In some battery chemistries, e.g., lead-acid or lithium-ion batteries employing metal-oxide positive electrode materials, the voltage vs. capacity curve is not flat; that is, the voltage changes with respect to a change of capacity. These batteries therefore have a correlative relationship between voltage and capacity so that measurement of the battery voltage gives an approximation of the battery state-of-charge. Many SOC algorithms therefore use some voltage-based method to estimate SOC or to re-calibrate the SOC estimation. This, however, generally requires the battery chemistry to exhibit significant changes in open-circuit voltage with SOC, since that allows the SOC to be estimated based on the voltage change. A battery that exhibits a significant variation in impedance with SOC can also use the voltage change during a current pulse to determine SOC. Temperature is usually taken into account, as the impedance and open circuit voltage (OCV) may be a function of temperature.

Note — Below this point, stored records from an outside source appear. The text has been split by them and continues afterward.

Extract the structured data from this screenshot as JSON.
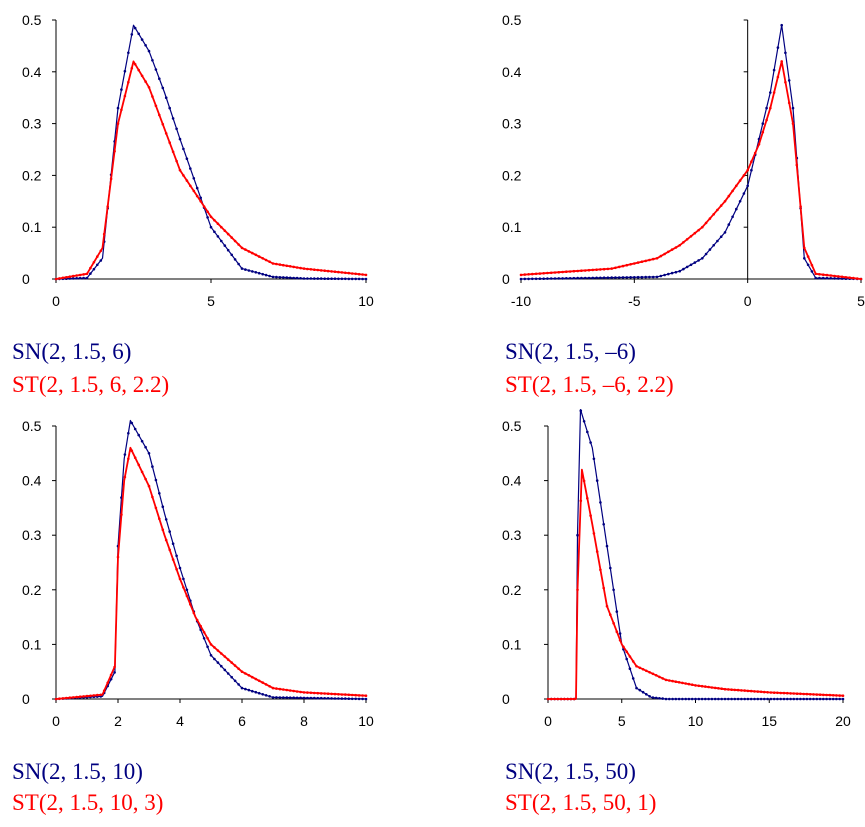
{
  "colors": {
    "sn": "#000080",
    "st": "#ff0000",
    "axis": "#000000"
  },
  "chart_data": [
    {
      "type": "line",
      "xlim": [
        0,
        10
      ],
      "ylim": [
        0,
        0.5
      ],
      "x_ticks": [
        "0",
        "5",
        "10"
      ],
      "y_ticks": [
        "0",
        "0.1",
        "0.2",
        "0.3",
        "0.4",
        "0.5"
      ],
      "series": [
        {
          "name": "SN(2, 1.5, 6)",
          "x": [
            0,
            1,
            1.5,
            2,
            2.5,
            3,
            3.5,
            4,
            5,
            6,
            7,
            8,
            10
          ],
          "y": [
            0,
            0.002,
            0.04,
            0.33,
            0.49,
            0.44,
            0.36,
            0.27,
            0.1,
            0.02,
            0.004,
            0.001,
            0
          ]
        },
        {
          "name": "ST(2, 1.5, 6, 2.2)",
          "x": [
            0,
            1,
            1.5,
            2,
            2.5,
            3,
            3.5,
            4,
            5,
            6,
            7,
            8,
            10
          ],
          "y": [
            0,
            0.01,
            0.06,
            0.3,
            0.42,
            0.37,
            0.29,
            0.21,
            0.12,
            0.06,
            0.03,
            0.02,
            0.008
          ]
        }
      ]
    },
    {
      "type": "line",
      "xlim": [
        -10,
        5
      ],
      "ylim": [
        0,
        0.5
      ],
      "x_ticks": [
        "-10",
        "-5",
        "0",
        "5"
      ],
      "y_ticks": [
        "0",
        "0.1",
        "0.2",
        "0.3",
        "0.4",
        "0.5"
      ],
      "series": [
        {
          "name": "SN(2, 1.5, –6)",
          "x": [
            -10,
            -4,
            -3,
            -2,
            -1,
            0,
            0.5,
            1,
            1.5,
            2,
            2.5,
            3,
            5
          ],
          "y": [
            0,
            0.004,
            0.015,
            0.04,
            0.09,
            0.18,
            0.27,
            0.36,
            0.49,
            0.33,
            0.04,
            0.002,
            0
          ]
        },
        {
          "name": "ST(2, 1.5, –6, 2.2)",
          "x": [
            -10,
            -8,
            -6,
            -4,
            -3,
            -2,
            -1,
            0,
            0.5,
            1,
            1.5,
            2,
            2.5,
            3,
            5
          ],
          "y": [
            0.008,
            0.014,
            0.02,
            0.04,
            0.065,
            0.1,
            0.15,
            0.21,
            0.26,
            0.33,
            0.42,
            0.3,
            0.06,
            0.01,
            0
          ]
        }
      ]
    },
    {
      "type": "line",
      "xlim": [
        0,
        10
      ],
      "ylim": [
        0,
        0.5
      ],
      "x_ticks": [
        "0",
        "2",
        "4",
        "6",
        "8",
        "10"
      ],
      "y_ticks": [
        "0",
        "0.1",
        "0.2",
        "0.3",
        "0.4",
        "0.5"
      ],
      "series": [
        {
          "name": "SN(2, 1.5, 10)",
          "x": [
            0,
            1.5,
            1.9,
            2,
            2.2,
            2.4,
            3,
            3.5,
            4,
            4.5,
            5,
            6,
            7,
            10
          ],
          "y": [
            0,
            0.005,
            0.05,
            0.28,
            0.44,
            0.51,
            0.45,
            0.34,
            0.24,
            0.15,
            0.08,
            0.02,
            0.003,
            0
          ]
        },
        {
          "name": "ST(2, 1.5, 10, 3)",
          "x": [
            0,
            1.5,
            1.9,
            2,
            2.2,
            2.4,
            3,
            3.5,
            4,
            4.5,
            5,
            6,
            7,
            8,
            10
          ],
          "y": [
            0,
            0.008,
            0.06,
            0.26,
            0.4,
            0.46,
            0.39,
            0.3,
            0.22,
            0.15,
            0.1,
            0.05,
            0.02,
            0.012,
            0.006
          ]
        }
      ]
    },
    {
      "type": "line",
      "xlim": [
        0,
        20
      ],
      "ylim": [
        0,
        0.5
      ],
      "x_ticks": [
        "0",
        "5",
        "10",
        "15",
        "20"
      ],
      "y_ticks": [
        "0",
        "0.1",
        "0.2",
        "0.3",
        "0.4",
        "0.5"
      ],
      "series": [
        {
          "name": "SN(2, 1.5, 50)",
          "x": [
            0,
            1.9,
            2,
            2.2,
            3,
            4,
            5,
            6,
            7,
            8,
            20
          ],
          "y": [
            0,
            0,
            0.3,
            0.53,
            0.46,
            0.28,
            0.1,
            0.02,
            0.003,
            0,
            0
          ]
        },
        {
          "name": "ST(2, 1.5, 50, 1)",
          "x": [
            0,
            1.9,
            2,
            2.3,
            3,
            4,
            5,
            6,
            8,
            10,
            12,
            15,
            20
          ],
          "y": [
            0,
            0,
            0.2,
            0.42,
            0.32,
            0.17,
            0.1,
            0.06,
            0.035,
            0.025,
            0.018,
            0.012,
            0.006
          ]
        }
      ]
    }
  ]
}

The effectiveness of voltage-based methods is dependent upon there being some variation in voltage with capacity. Voltage or impedance-based algorithms are more difficult to implement in battery chemistries that demonstrate little or no change in impedance or OCV over a large range of SOC, and large errors in the SOC estimation may result. One example is a battery having a lithium iron phosphate positive electrode and a graphite negative electrode, because the voltage profiles of both the positive and negative electrodes are relatively flat so that only small changes in voltages are demonstrated over a wide capacity range.
Voltage-based methods are also subject to errors introduced by hysteresis. Hysteresis includes variations in the voltage vs. capacity or impedance characteristics of the battery that depend on its preceding charge or discharge history. For example, the voltage exhibited by the battery at a given fixed SOC may depend on whether the battery was last subjected to a charging or discharging event. The variation in voltage or impedance at given SOC can also depend on the rate of preceding charge or discharge events, the time elapsed reaching said SOC, and temperature. Lithium iron phosphate exhibits hysteresis during charge and discharge so that the recent history of the cell affects the voltage. Thus, the voltage measurement of a lithium iron phosphate cell does not provide a precise and accurate correlation to the battery capacity.

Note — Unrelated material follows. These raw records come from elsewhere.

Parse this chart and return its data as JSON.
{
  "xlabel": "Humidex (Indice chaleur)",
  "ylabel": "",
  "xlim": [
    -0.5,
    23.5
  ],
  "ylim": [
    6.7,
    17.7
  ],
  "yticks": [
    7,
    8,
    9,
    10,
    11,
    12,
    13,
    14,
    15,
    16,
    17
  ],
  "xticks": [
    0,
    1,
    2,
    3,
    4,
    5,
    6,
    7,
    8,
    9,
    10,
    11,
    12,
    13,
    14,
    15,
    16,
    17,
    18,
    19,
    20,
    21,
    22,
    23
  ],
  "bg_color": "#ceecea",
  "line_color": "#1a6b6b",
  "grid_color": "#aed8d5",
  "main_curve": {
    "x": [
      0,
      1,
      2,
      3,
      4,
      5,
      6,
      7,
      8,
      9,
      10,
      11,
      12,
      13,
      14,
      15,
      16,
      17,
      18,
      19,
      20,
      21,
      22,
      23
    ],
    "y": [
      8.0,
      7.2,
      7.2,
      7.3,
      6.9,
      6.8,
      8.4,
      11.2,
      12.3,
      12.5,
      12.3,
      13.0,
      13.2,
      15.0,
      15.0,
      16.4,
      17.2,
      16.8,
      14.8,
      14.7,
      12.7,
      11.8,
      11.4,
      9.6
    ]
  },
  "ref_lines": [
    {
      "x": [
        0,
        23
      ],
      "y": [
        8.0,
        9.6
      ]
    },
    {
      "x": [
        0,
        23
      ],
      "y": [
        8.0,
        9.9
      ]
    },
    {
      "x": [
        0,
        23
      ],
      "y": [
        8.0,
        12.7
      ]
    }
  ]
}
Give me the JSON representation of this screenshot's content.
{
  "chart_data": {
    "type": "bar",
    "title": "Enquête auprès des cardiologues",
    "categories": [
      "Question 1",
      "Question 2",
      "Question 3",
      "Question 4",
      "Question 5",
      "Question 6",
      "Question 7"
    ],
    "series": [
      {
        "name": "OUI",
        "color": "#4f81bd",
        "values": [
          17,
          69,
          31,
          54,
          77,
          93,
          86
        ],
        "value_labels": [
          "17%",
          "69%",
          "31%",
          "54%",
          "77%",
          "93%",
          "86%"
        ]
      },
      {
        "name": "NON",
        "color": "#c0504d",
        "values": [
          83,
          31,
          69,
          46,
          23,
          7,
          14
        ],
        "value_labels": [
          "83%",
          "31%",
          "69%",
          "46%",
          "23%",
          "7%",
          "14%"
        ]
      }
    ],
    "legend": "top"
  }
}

Coulomb counting is another commonly-used method of monitoring SOC, in which the current is integrated over time to determine how many amp-hours have been charged or discharged. The problem with coulomb counting, however, is that SOC estimation relies on accurate measurements at high and low current, as well as frequent data sampling. The hardware used for accurate SOC estimation is expensive, and coulomb counting alone can lead to errors which may accumulate over time. In order to reduce the accumulated errors, most SOC estimations also use methods of periodically re-calibrating the SOC estimate. Thus there is a need for simpler and more accurate methods of monitoring the SOC of batteries, and using less expensive equipment that can lower the overall cost of the system that is being powered.